O professor de Finanças da FGV EAESP Cesar Caselani alerta que quem vai viajar ao exterior deve ficar atento com essa volatilidade muito grande no câmbio, e redobrar o cuidado com relação ao custo da viagem. “A pessoa vai ter que tomar muito cuidado para depois não ter surpresas desagradáveis na volta da viagem, especialmente se for usar o cartão de crédito, o que eu não recomendaria. Levar a moeda em espécie e já garantir uma taxa de câmbio seria melhor”, sugeriu. Ele aconselha que as empresas, especialmente as que têm qualquer tipo de dívida em dólar, devem tentar reduzir o endividamento, já que o risco que atual em relação ao câmbio é muito alto.

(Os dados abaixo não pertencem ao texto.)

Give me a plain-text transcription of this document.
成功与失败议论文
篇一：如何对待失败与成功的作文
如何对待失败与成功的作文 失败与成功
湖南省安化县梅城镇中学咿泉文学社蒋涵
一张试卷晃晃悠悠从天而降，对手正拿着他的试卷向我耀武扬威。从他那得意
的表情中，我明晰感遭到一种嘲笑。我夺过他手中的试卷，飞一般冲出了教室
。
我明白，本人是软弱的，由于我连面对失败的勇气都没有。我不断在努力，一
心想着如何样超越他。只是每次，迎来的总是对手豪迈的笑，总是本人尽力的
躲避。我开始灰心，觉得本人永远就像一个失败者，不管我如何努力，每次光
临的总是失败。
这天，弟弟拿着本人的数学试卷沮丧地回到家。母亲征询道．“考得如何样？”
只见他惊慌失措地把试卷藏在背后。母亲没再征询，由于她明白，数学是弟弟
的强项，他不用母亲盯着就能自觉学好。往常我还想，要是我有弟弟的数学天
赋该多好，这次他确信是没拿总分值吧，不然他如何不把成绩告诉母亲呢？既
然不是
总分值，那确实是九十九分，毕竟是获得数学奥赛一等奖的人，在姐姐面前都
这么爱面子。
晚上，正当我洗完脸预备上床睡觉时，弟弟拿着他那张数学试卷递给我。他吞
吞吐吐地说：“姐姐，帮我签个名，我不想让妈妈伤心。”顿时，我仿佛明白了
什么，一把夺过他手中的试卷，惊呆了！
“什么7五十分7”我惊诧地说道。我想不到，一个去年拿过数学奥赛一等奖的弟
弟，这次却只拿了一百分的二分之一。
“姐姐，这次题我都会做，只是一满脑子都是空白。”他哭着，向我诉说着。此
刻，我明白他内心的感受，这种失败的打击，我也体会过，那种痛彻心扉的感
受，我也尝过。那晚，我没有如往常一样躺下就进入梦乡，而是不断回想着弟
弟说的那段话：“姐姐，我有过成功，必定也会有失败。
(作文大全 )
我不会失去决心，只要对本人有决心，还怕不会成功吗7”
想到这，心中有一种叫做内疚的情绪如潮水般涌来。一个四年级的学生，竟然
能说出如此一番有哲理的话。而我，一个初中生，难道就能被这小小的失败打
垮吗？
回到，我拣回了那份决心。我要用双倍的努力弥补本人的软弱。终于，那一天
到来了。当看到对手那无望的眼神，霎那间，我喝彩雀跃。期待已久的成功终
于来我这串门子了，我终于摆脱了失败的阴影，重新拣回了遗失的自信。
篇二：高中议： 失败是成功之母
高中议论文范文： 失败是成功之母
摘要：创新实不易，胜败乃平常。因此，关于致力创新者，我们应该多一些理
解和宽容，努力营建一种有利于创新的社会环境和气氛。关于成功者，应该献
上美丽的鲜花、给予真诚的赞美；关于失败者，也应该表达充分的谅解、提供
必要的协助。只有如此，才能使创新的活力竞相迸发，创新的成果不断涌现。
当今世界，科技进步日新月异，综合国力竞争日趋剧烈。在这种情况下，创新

Para ele, a economia deve retomar lentamente nos próximos meses. “Imagino que a gente vá caminhar assim nos próximos meses, daqui a pouco temos uma Copa do Mundo, e o país tende a parar neste evento; depois nós temos essa indefinição com as eleições e isso cria um misto de desalento com expectativa. Essa espera vai minando os investimentos e até mesmo a procura de emprego”.